Draghi, the former president of the European Central Bankresigned on Thursday after right-wing parties in Italy’s parliament withdrew support for his national unity government, writes Ian Johnson in London.
Meanwhile, the European Central Bank’s decision to raise interest rates by 0.5 percentage points on Thursday – a bigger-than-expected hike and the central bank’s first in more than a decade – supported the demand for safer public debt, in particular German 10-year Bunds.
This widened the 10-year borrowing cost gap between Italy and Germany – a key measure of risk – to 2.3 percentage points, a high level that some analysts called a “danger zone”. “.
This widening of the spread reflects concerns about Italy’s political fragility and heavily indebted economy. It will also spark fresh concerns about fragmentation in the eurozone – when borrowing costs differ between southern and northern European economies – even despite the ECB’s unveiling of a new tool this week. purchase of bonds, the transmission protection instrument, to prevent debt crises.
Here is the markets editor Katie Martin on how the markets are testing the ECB’s resolve.
10 stories not to miss this week
Asset managers have navigated a rising tide of wealth in recent years. But Lex explains why rising interest rates, stubbornly high inflation and the worst start for equities in half a century mean that fund managers large and small will see their profits hit significantly this year.
Investors still need to exercise caution in emerging markets, writes Mohamed El-ErianAdvisor Allianz and Grammercy. Historically cheap prices are not enough given the macro headwinds.
Blackstone Groupthe world’s largest alternative asset manager, warns of a continued slowdown in economic activity as continued high inflation forces Federal Reserve continue to raise interest rates.
Turbulent global markets drove the $440 billion California Public Employees Retirement Systemthe largest US public pension plan, to its first annual loss since the 2009 global financial crisis. Toby Nangleformer Global Head of Asset Allocation at Columbia Threadneedle Investmentsexplains the large collateral call faced by pension funds in the UK.
The “return to cash” as a strategic asset has brought rare good news to investment managers. Rising interest rates are transforming the $4.6 billion money market fund business from a drag on profits to a source of revenue.
Neil Shenis new 9 billion Sequoia China The fund will target “politically correct” investments that align with Beijing’s political agenda, the latest sign of political pressure on investors in China.
“We had a spike in mutual funds,” says Pierre Harrisongeneral manager of Schröderswhich disclosed a minority stake in Forteus, an investment manager focused on digital assets. Here is an op-ed from Harrison explaining why the crypto crash has important lessons for asset managers.
US Quantitative Fund Strong has been hit by losses of between 20% and 40% across its funds this year, in stark contrast to the strong gains made by other computer-based hedge funds in the market turmoil in 2022.
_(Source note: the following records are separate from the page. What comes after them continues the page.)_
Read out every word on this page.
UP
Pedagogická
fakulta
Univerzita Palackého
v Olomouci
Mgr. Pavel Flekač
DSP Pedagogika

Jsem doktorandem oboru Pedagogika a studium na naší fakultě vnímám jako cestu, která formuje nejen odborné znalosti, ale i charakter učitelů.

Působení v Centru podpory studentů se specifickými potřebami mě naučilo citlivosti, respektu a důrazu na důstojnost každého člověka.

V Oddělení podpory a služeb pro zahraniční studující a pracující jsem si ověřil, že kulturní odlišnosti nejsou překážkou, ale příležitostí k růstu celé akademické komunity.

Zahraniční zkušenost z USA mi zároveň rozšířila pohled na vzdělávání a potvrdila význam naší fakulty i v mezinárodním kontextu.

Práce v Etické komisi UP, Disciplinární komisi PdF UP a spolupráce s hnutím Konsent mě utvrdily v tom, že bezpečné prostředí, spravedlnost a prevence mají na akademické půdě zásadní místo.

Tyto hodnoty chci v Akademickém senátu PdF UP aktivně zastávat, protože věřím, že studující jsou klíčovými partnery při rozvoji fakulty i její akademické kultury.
Former FT City Editor Jonathan Ford former criticsApollo partner Sachin Khajuriathe book Two and twenty. His opinion ? A controversial investment industry insider’s account preaches to converts.
Bill Perkinsone of the hedge fund industry’s most successful energy traders, is expanding to London to exploit opportunities in the ‘crazy’ European market following Russia’s invasion of Ukraine.
Milton Avery inspired abstract expressionists like Marc Rothko and Barnett Newman, and is considered one of the greatest North American colourists of the 20th century. According The New York Times“Only Matisse – to whose art he owed much, of course – produced a greater achievement in this regard”. The Royal Academy of Arts now shows the first comprehensive exhibition of Avery’s work in Europe. It brings together a selection of around 70 of his most famous paintings from the 1930s-1960s.